Congo-Angola : Après des incidents armés à la frontière du Cabinda, Brazzaville joue l’apaisement

Congo-Angola : Après des incidents armés à la frontière du Cabinda, Brazzaville joue l’apaisement
Ministère des affaires étrangères Congolais

Ministère des affaires étrangères

Un incident militaire s’est produit, lundi 14 octobre 2013, au village Pangui, dans le district de Kimongo (département du Niari), à la frontière avec le Cabinda, territoire faisant partie de l’Angola. De source non officielle, les populations des villages frontaliers se seraient plaintes du comportement des militaires angolais. Le commandement de la zone de défense militaire du Niari aurait alors envoyé un petit détachement dirigé par le commandant Christian Loubaki, pour renforcer la présence militaire congolaise.

Mais, ayant une présence plus importante à la frontière, l’armée angolaise a réagi en séquestrant les militaires congolais. Elle aurait même occupé, avec l’appui de ses engins blindés, quatre autres localités congolaises (Kimongo, Iloupaga, Yanza et Ngandambinda).

Face à cette situation, Brazzaville a mis en avant la carte diplomatique.

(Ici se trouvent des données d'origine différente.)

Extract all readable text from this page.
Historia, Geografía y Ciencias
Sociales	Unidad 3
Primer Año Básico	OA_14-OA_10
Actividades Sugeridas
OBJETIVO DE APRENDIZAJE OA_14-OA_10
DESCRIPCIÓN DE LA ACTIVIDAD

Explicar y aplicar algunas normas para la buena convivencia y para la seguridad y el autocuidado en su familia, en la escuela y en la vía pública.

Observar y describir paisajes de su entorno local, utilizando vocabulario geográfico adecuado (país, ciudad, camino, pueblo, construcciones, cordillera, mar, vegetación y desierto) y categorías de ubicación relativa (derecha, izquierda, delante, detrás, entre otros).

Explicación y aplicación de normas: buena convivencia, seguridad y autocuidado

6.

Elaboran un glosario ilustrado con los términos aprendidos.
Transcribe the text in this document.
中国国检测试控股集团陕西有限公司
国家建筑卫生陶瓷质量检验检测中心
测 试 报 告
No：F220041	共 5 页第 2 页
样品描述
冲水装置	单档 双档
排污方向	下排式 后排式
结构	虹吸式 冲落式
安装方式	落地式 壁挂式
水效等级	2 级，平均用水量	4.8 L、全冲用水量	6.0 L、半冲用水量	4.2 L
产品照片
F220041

L’ambassadeur d’Angola au Congo, Pedro Fernando Mavunza, était appelé au Ministère des affaires étrangères et de la coopération, jeudi 17 octobre 2013. A sa sortie d’audience avec le ministre Basile Ikouebé, les journalistes présents ont voulu recueillir ses sentiments et, surtout, savoir ce qui se passe à la frontière entre le Congo-Brazzaville et le territoire angolais du Cabinda. Répondant à une première question, le diplomate angolais a indiqué qu’il est venu voir le ministre congolais des affaires étrangères, dans le cadre de la coopération qui existe entre le Congo et l’Angola, deux pays qui ont toujours entretenu de bonnes relations. Mais, à la question de savoir pourquoi l’incursion de l’armée angolaise en territoire congolais, Pedro Fernando Mavunza, visiblement énervé, a répondu: «Ce n’est pas vrai, RFI a menti, c’est faux, puisque le Congo et l’Angola entretiennent de bonnes relations. Dans une frontière, il y a toujours des frictions  entre les habitants. Je ne suis pas au courant de ce qui  s’est passé, puisque je vis au Congo. Je suis venu voir le ministre des affaires étrangères et de la coopération Basile Ikouébé, pour m’informer en tant qu’ambassadeur. Allez y voir RFI pour vous informer, puisque c’est elle qui vous a donné l’information», a-t-il vociféré. Très en colère, l’ambassadeur de l’Angola ne voulait plus répondre aux questions des journalistes. Ces derniers l’ont suivi jusque dans l’ascenseur, mais le diplomate angolais ne voulait plus rien dire.
Si les médias audio-visuels nationaux n’ont rien annoncé, jusque-là, de ce qui s’est passé au village Pangui, on a pu suivre sur Radio France internationale (RFI), jeudi 17 octobre, dans les journaux Afrique de la matinée, qu’il y a eu une incursion de militaires angolais en territoire congolais; que des militaires angolais conduisent une opération au Congo-Brazzaville.
En tout cas, aucun officiel congolais, jusqu’au moment où nous mettons sous presse, n’a confirmé ni infirmé les incidents militaires à la frontière avec le Cabinda. A Brazzaville, on avance qu’il y aurait des négociations entre les deux parties, notamment pour obtenir le retour du commandant Loubaki et ses hommes toujours retenus entre les mains des Angolais. Selon un paysan de Mokéké, un village situé à la frontière, dans le district de Kimongo, on aperçoit des militaires angolais en grand nombre, postés non loin de la frontière, sur le territoire cabindais. A Pangui, les villageois qui avaient fui, à la suite de l’incursion de l’armée angolaise, sont retournés dans leur village. Saura-t-on, réellement, ce qui s’est passé?